Fractures of the upper part of the thigh bone (femur) are termed hip or proximal femoral fractures. Roughly half of all hip fractures are 'extracapsular' in that they lie outside the hip joint capsule. These fractures may be surgically fixed using metal implants. One type of implant is the 'intramedullary nail'. This consists of a metal rod, which is usually inserted from the upper end of the femur into the inner cavity (medulla) of the femur bone and held in place with screws.

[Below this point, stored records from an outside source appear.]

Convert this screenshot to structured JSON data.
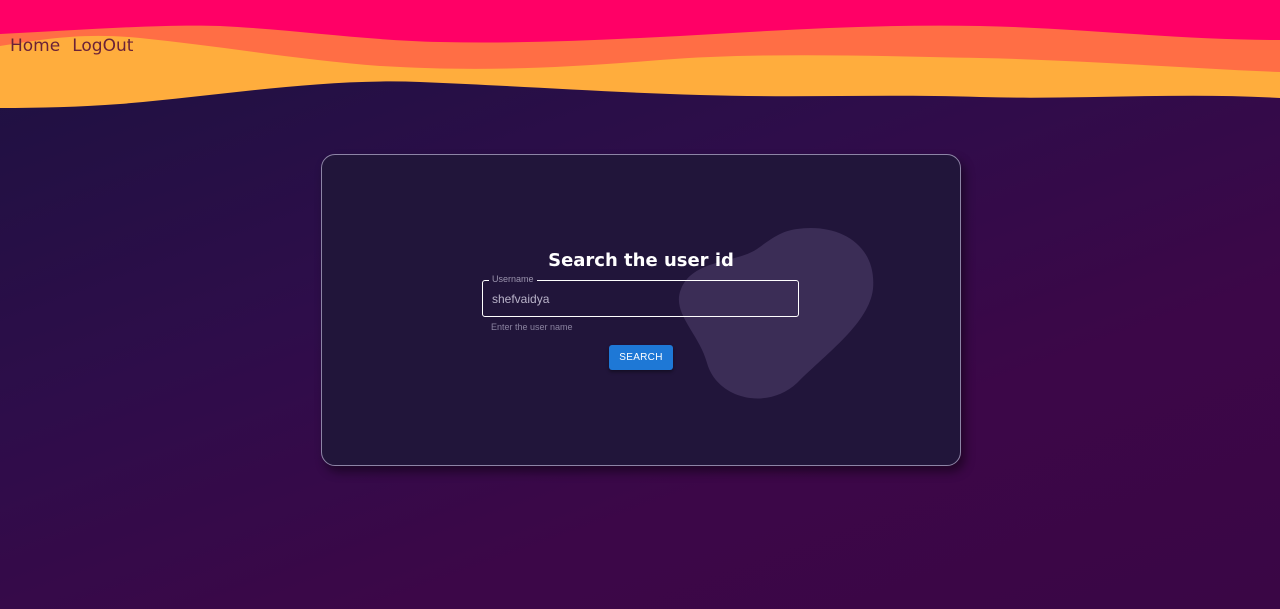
{
  "nav": {
    "home_label": "Home",
    "logout_label": "LogOut"
  },
  "card": {
    "title": "Search the user id",
    "field": {
      "label": "Username",
      "value": "shefvaidya",
      "helper": "Enter the user name"
    },
    "search_label": "SEARCH"
  },
  "colors": {
    "wave_top": "#ff0066",
    "wave_middle": "#ff6e45",
    "wave_bottom": "#ffad3d",
    "background": "#2e0d4a",
    "card_background": "#21153a",
    "button": "#1e78d6"
  }
}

This review assessed the evidence from nine randomised controlled trials that compared different designs of these nails. Four trials compared the proximal femoral nail with the Gamma nail in 910 older adults. Two trials involving 185 older adults compared the ACE intramedullary nail with the Gamma nail. One trial compared the Recon nail with the Gamma nail in 34 younger adults, all under 51 years old, with high-energy fractures such as from road traffic accidents. For all three comparisons there appeared to be no important differences in outcome between the two nails under test. One trial of 80 older adults looked at the effects of changing the design of one of the screws, and another trial of 81 older adults looked at the effects of changing one of the interlocking holes. Both these studies had too few participants to see if these changes in nail design had an important effect.
So far, the limited evidence from randomised controlled trials has not shown any important differences between the different designs of nails under test.